The magazine was founded in 1969 by entrepreneur Sergio Garassini, who had launched the monthly erotic magazine Kent.[1] Garassini appointed Antonio Perria, crime author and former ABC editor who had also worked at L'Unità as a crime reporter, to be the periodical's first editor-in-chief.[2] The graphic illustrator and comics artist Maurizio Bovarini[3] was entrusted with the design of Cronaca,[4] while he also, in the same year, started working as editor at the Italian edition of Hara-Kiri magazine.[5]

Content

The magazine is printed in "low-quality paper" and is sold retail for one euro. An issue typically contains from about a dozen up to fifteen reports ranging from local news to crime, from stories of everyday violence to controversies. It contains columns such as Il Racconto Giallo/Nero (Tales of Yellow/Black)[note 2] with crime stories, or I Misteri del Sesso (The Mysteries of Sex), where readers write in about their sexual problems. Its titles, in "jarring yellows and reds,"[6] are considered by Vice magazine to be "wonderful."[6]

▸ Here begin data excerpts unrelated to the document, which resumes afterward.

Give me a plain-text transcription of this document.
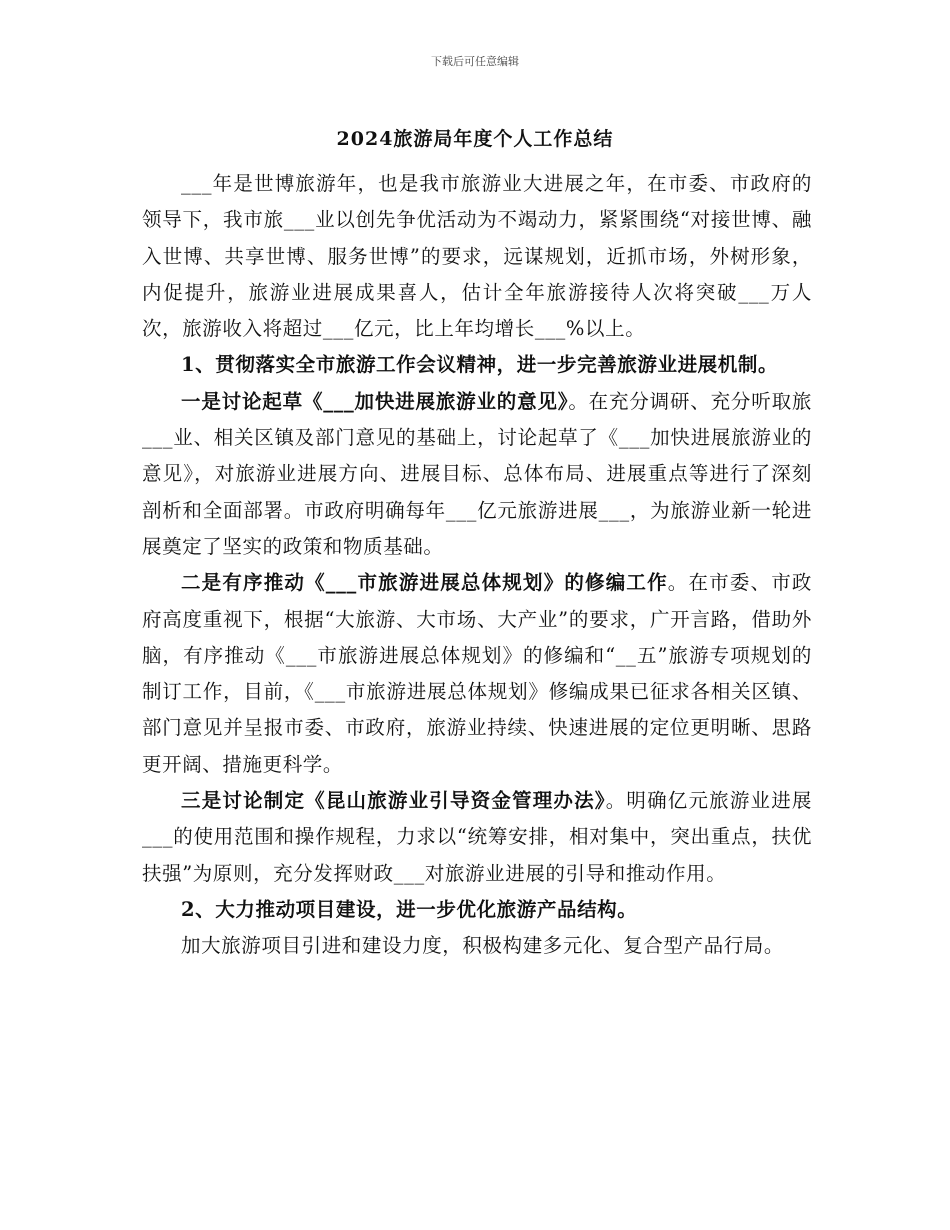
下载后可任意编辑
2024旅游局年度个人工作总结

___年是世博旅游年，也是我市旅游业大进展之年，在市委、市政府的领导下，我市旅___业以创先争优活动为不竭动力，紧紧围绕“对接世博、融入世博、共享世博、服务世博”的要求，远谋规划，近抓市场，外树形象，内促提升，旅游业进展成果喜人，估计全年旅游接待人次将突破___万人次，旅游收入将超过___亿元，比上年均增长___%以上。

1、贯彻落实全市旅游工作会议精神，进一步完善旅游业进展机制。

一是讨论起草《___加快进展旅游业的意见》。在充分调研、充分听取旅___业、相关区镇及部门意见的基础上，讨论起草了《___加快进展旅游业的意见》，对旅游业进展方向、进展目标、总体布局、进展重点等进行了深刻剖析和全面部署。市政府明确每年___亿元旅游进展___，为旅游业新一轮进展奠定了坚实的政策和物质基础。

二是有序推动《___市旅游进展总体规划》的修编工作。在市委、市政府高度重视下，根据“大旅游、大市场、大产业”的要求，广开言路，借助外脑，有序推动《___市旅游进展总体规划》的修编和“__五”旅游专项规划的制订工作，目前，《___市旅游进展总体规划》修编成果已征求各相关区镇、部门意见并呈报市委、市政府，旅游业持续、快速进展的定位更明晰、思路更开阔、措施更科学。

三是讨论制定《昆山旅游业引导资金管理办法》。明确亿元旅游业进展___的使用范围和操作规程，力求以“统筹安排，相对集中，突出重点，扶优扶强”为原则，充分发挥财政___对旅游业进展的引导和推动作用。

2、大力推动项目建设，进一步优化旅游产品结构。

加大旅游项目引进和建设力度，积极构建多元化、复合型产品行局。
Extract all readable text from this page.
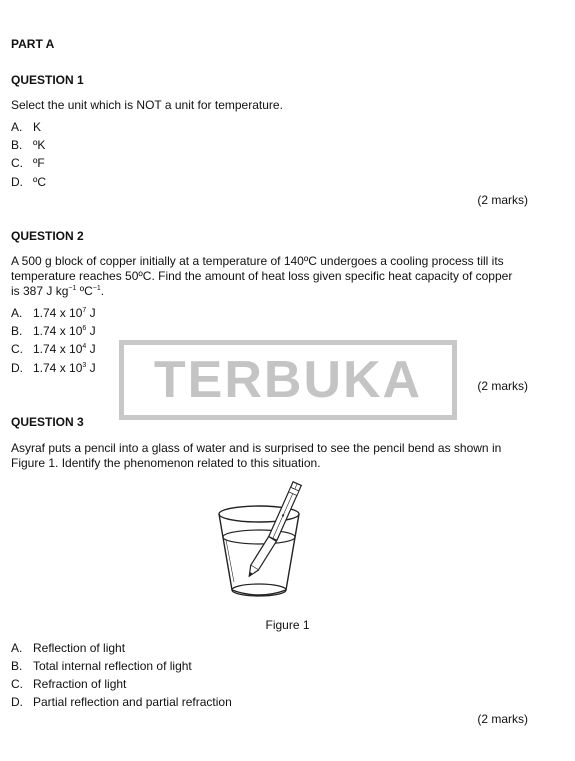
PART A
QUESTION 1
Select the unit which is NOT a unit for temperature.
A. K
B. ºK
C. ºF
D. ºC
(2 marks)
QUESTION 2
A 500 g block of copper initially at a temperature of 140ºC undergoes a cooling process till its
temperature reaches 50ºC. Find the amount of heat loss given specific heat capacity of copper
is 387 J $kg^{-1}$ ºC$^{-1}$.
A. 1.74 x $10^7$ J
B. 1.74 x $10^6$ J
C. 1.74 x $10^4$ J
D. 1.74 x $10^3$ J
(2 marks)
TERBUKA
QUESTION 3
Asyraf puts a pencil into a glass of water and is surprised to see the pencil bend as shown in
Figure 1. Identify the phenomenon related to this situation.
∎
Figure 1
A. Reflection of light
B. Total internal reflection of light
C. Refraction of light
D. Partial reflection and partial refraction
(2 marks)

Cronaca Vera is considered "a lurid tabloid" by some critics,[7] although its covers are for others "unmissable",[8] while for the mayoralty of Ribera, Agrigento, the magazine is "prestigious."[9]

Popularity

In the mid-1970s, Cronaca was selling approximately 600 thousand issues every week. Editor-in-chief Giuseppe Biselli contends that the magazine receives "approximately 20,000 letters" from readers every year.[4] He agrees with the finding that it is the most popular publication among prison inmates.[4]

See also

Notes

  1. The title reads: "She risked freezing to death for having excited a shy man from the valley - Beauful skier caught in the bear trap of the forester in love"
  2. The word giallo in Italian signifies not just the color yellow but also mystery fiction and thrillers. See Giallo.